İBRAHİM ÖZDEN KABOĞLU (İstanbul) - Dolayısıyla o maddeyi, 12'nci maddeyi koyan bizler isek, farklı biçimde koyabilen bizler isek o zaman 12'nci maddeyi tartışabilecek olan da bizler olmalıyız. Eğer "12'nci maddeyi tartışamayız." dersek o zaman zaten böyle bir masanın etrafında bulunmamızın bir anlamı kalmaz.

SERAP YAŞAR (İstanbul) - Yine anlaşılamadı bence söylediğiniz, "Dindarlar bağırtarak kesiyor." diyorsunuz...

İBRAHİM ÖZDEN KABOĞLU (İstanbul) - Yok, değil, geri alıyorum; ben yaparsam dedim dindarlar demedim.

SERAP YAŞAR (İstanbul) - "Din adına" dediniz.

İBRAHİM ÖZDEN KABOĞLU (İstanbul) - Peki, o zaman onu ben geri alıyorum. Bakın, şöyle: Hayvanların kesilmesi dinî kuralların gerektirdiği özel koşullar dikkate alınarak hayvanı korkutmadan, ürkütmeden, en az acı verecek şekilde... Şimdi, benim bu düzenlemeyi... Tabii ki diğer paragrafları zaman sorunu nedeniyle okumama gerek yok ama bu düzenlemeden hareketle ben eğer hiç hissettirmeden hayvanın yaşamını sonlandırabiliyorsam ki hayvan hakları bakış açısı odur o zaman sorun yok zaten.

SERAP YAŞAR (İstanbul) - Burada aksini savunan kimse yok zaten.

İBRAHİM ÖZDEN KABOĞLU (İstanbul) - Tamam, dün akşamki tartışma çerçevesinde ama eğer dinsel ritüel nedeniyle "Hayır, hayvanı bayıltmadan yaşamını sona erdireceğiz." dersek ve yatırırsak o zaman zaten ayrımcılık oluyor. Belki hızlı davranmak nedeniyle iyi ifade edemedim, bu saikle hayvanlar arasında ayrımcılık yapmamak yani orada hayvanı özne almak ve mümkün olduğunca hayvana ölümünü hissettirmeden yaşamına son vermek...

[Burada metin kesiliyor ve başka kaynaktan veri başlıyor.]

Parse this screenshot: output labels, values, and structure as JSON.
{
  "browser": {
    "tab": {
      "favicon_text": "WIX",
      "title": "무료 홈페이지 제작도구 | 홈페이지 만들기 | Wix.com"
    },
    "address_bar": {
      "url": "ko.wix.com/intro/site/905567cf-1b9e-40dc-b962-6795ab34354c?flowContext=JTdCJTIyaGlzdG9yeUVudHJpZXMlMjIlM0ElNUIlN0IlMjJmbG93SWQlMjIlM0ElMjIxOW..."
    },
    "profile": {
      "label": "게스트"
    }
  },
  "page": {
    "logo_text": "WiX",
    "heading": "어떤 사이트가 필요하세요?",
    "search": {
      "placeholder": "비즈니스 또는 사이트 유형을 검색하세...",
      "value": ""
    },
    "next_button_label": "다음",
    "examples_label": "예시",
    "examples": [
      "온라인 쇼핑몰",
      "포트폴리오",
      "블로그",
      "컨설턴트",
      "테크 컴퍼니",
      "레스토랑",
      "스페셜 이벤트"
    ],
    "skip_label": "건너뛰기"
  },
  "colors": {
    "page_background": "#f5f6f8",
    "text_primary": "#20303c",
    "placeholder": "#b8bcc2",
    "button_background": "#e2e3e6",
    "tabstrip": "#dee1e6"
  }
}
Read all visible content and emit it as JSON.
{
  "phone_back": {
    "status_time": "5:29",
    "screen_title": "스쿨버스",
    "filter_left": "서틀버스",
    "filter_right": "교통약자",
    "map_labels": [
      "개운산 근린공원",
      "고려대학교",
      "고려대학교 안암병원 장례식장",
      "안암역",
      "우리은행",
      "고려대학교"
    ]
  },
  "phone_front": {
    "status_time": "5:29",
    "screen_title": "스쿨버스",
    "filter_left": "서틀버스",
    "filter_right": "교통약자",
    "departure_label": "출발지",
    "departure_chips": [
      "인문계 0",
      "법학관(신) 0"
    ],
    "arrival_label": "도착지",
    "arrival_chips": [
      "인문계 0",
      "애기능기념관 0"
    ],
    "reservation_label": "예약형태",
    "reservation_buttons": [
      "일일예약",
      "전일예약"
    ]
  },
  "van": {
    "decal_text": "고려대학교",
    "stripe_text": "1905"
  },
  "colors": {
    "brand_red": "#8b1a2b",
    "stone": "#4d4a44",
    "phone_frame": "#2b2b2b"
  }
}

HASAN KALYONCU (İzmir) - Yani ahtapotları öldürürken nasıl davranılması gerekiyor? Ahtapotu yere vura vura öldürüyorlar!

İBRAHİM ÖZDEN KABOĞLU (İstanbul) - İşte, o olmasın diyorum ben de.

HASAN KALYONCU (İzmir) - Bunun dinî ritüellerle alakası yok yani.

BAŞKAN YUNUS KILIÇ - Bir saniye Hocam, bir şey söyleyeyim: Dünyadaki hayvan refahının kaynağı İslamiyet'tir. Tamamen İslami geleneklerden ve inançlardan alınarak hayvanlara en az işkence ve eziyetle yaşamına son vermek hakkı...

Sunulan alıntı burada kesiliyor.